And on to First

Tomorrow morning, I'll load Anna onto the bus as a first grader. Big stuff--or at least it seems that way.

Over the past couple of days, I've watched her tumble through an assortment of back-to-school emotions. Even though they have seemed pretty standard issue for a six-year-old heading into first grade, some of the worries she has expressed have stood out to me. Anna has typically moved through life boldly, spurred on by a fierce desire for independence, but the whole school thing--peers, teachers, academics--tends to attach an asterisk to that statement.

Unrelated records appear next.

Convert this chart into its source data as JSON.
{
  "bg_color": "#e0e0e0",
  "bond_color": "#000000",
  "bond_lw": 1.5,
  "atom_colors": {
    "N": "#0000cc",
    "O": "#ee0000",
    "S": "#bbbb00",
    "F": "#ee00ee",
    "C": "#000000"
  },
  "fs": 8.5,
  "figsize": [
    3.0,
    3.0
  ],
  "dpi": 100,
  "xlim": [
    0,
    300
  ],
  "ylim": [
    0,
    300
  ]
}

School has brought out her desire for acceptance in ways she hasn't shown anywhere else. It isn't that this is all bad; wanting to be accepted has been motivation to learn more about friendship, community, and filling others' emotional bank accounts. But it does tend to bubble up insecurities in odd places, too.

One of those insecurities popped up right before we left to go to Meet Your Teacher Night tonight. "Mom, what if she says she hates my hair and thinks it's ugly?" (The anti-curly-hair sentiment isn't new, but it seems to be getting worse now that the back part of her hair is settling into loose waves while the front still sprouts soft, unruly ringlets around her face.) I assured her that her teacher would say no such thing, and we spun the conversation into something silly before letting it drop. I pulled her hair up into a messy top bun and finished it off with a teal flower before we left the house.

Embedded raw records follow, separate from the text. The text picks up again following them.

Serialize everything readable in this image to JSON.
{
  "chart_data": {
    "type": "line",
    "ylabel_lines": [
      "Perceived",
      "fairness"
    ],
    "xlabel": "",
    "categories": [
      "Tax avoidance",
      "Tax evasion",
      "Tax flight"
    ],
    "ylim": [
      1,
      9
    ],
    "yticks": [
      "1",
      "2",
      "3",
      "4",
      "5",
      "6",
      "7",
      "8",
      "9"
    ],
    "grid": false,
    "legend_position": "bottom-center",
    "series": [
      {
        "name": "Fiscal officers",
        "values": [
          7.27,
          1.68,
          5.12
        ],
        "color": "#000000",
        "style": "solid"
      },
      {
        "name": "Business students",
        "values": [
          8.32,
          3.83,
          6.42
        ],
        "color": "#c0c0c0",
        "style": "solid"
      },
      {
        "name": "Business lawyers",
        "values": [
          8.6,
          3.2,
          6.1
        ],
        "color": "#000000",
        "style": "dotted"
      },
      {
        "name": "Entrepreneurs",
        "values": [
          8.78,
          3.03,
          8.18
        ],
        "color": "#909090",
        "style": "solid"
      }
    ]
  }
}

At the school, it took a few seconds of coaxing and encouragement for Anna to actually walk into her new classroom. Once fully through the door, her teacher--one of those people who oozes kindness-- greeted her warmly and asked her name. "Anna," the teacher said smiling, "I love your beautiful curly hair."

Such a tiny thing, a tiny moment, but I watched those words of affirmation soak into Anna, and my mom heart soared.

I believe it's gonna be a good year.